Jugglers artist Nic Plowman opens his studio in one of Jugglers QR houses during BARI 2012.
Paint runs as tears here
Dropped in blobs on dirty boards,
Artists trudging out.
The way to be dictated ?
No, imagination leads.
On Monday February 25, 2013 Jugglers/Art Estate Services learnt that the Queensland Rail houses that we have leased as artist studios for the last 4 years are to be sold. Three old “Queenslanders ‘ in Wooloongabba and one in Norman Park – bought by QR for future track expansion and determined uninhabitable – have housed and nurtured artists in their pursuit of a space for soul journeys, quiet and production of art.

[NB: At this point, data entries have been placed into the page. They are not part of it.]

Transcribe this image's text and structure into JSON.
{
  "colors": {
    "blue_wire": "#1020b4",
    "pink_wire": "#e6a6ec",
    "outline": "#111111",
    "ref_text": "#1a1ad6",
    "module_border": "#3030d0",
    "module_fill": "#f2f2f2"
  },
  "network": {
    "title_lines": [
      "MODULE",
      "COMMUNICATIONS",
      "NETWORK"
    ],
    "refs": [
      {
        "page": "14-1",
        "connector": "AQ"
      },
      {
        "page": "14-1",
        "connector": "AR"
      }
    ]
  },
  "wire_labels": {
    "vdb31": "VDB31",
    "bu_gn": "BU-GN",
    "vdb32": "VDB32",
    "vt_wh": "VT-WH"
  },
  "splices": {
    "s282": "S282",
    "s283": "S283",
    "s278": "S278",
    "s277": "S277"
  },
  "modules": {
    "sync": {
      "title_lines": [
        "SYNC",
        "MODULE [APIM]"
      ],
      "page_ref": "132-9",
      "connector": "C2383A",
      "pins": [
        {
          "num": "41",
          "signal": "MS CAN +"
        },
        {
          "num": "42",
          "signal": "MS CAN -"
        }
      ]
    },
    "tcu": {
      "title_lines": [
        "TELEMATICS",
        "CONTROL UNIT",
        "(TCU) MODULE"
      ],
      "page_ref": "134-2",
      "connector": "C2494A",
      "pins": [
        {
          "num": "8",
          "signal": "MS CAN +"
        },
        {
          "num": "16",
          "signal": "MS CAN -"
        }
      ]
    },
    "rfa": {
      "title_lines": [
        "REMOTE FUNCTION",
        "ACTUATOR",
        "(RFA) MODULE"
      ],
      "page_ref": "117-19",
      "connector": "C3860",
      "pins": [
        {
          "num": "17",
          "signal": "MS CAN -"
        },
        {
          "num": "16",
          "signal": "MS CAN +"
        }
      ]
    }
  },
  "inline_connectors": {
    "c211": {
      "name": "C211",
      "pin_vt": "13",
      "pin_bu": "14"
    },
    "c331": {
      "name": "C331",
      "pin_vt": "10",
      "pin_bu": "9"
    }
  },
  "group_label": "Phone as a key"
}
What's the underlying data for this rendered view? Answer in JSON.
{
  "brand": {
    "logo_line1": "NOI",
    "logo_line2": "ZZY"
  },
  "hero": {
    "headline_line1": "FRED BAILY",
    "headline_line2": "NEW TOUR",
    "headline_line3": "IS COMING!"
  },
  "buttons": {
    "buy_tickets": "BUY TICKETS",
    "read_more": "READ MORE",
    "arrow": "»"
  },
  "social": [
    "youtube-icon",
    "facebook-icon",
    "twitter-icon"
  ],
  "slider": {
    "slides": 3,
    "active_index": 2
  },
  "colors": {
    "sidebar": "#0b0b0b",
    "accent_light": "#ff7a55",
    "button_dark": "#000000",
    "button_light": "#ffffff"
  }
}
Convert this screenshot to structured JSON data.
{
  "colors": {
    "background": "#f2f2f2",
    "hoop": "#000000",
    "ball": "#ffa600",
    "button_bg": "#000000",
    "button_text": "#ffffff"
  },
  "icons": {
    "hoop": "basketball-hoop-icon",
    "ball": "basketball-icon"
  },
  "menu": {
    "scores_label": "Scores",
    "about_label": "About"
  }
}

With 13 artists about to go on the road the feelings are in general far from positive about this decision. Some frantic lobbying by us and advocacy from our local Member of Parliament has secured a 7 week extension past the original March 22 eviction date. Legally QR is within its rights to end the arrangement and we have had a great ride, a positive experiment in what is normal in cities around Australia where Governments and the corporate sector make empty spaces available for artists. Melbourne has long been committed to this model of fostering the support of artist studios in empty spaces and buildings, realising the foundational contribution that this is for the long term vision of the the city with well researched impacts on the cultural and economic resilience and depth of its populace. Melbourne City Council has funded the launch of Creative Spaces, a web site set up for the listing of buildings available for the use of artists.
It is this aspect of the QR/Queensland Government decision plus the lack of empty buildings in the frenetic ” new is best” philosophy in Brisbane that mitigates against a deepening arts culture throughout the psyche of the city. A cooperative relationship between government, business and artists needs to be more than a top heavy funding model [eg ABAF] that ends up topping up the already well secured Oprera or public galleries. My view is that the arts are to be such an essential part of the fabric of taxation spending that the kind of decision we have had to experience would never happen. Idealistic and old fashioned perhaps but one that needs to be revisited. A policy of pay as you go does not work for artists. It needs to be a nurturing relationship that values the arts. In Australia, as pointed out so well by Archibald winner Ben Quilty, sport is somehow elevated above everything else to the point where the only tertiary students who are not required to pay HECS are the elite athletes at the Australian Institute of Sport. Now if the Australian Tax Office can rule on this, on our obsession with sport prowess and winning at all costs, what legislative changes would be needed to apply a similar ruling to artists at art school? The sacred cow of sport will die a long and slow death or not at all while artists continue to make great art in stair wells and run down buildings – unless even they are taken away from them!
There is a lot of great art being made in Brisbane these days. Artist Run Initiatives [ARI’s] are thriving but this QR decision has an ominous smell about it that threatens to undermine the momentum of visual arts practice that really and only thrives in a climate of nurture. However, there is evidence to suggest that tough times make for great art regardless of narrow minded vision-less uneducated policy making.
We are working overtime to find studio accommodation for all 13 artists and are hopeful that this will be a spring board for a plethora of “good art”. We will not be limited in this vision but wonder how a new way of seeing our society can ever become part of this State’s DNA.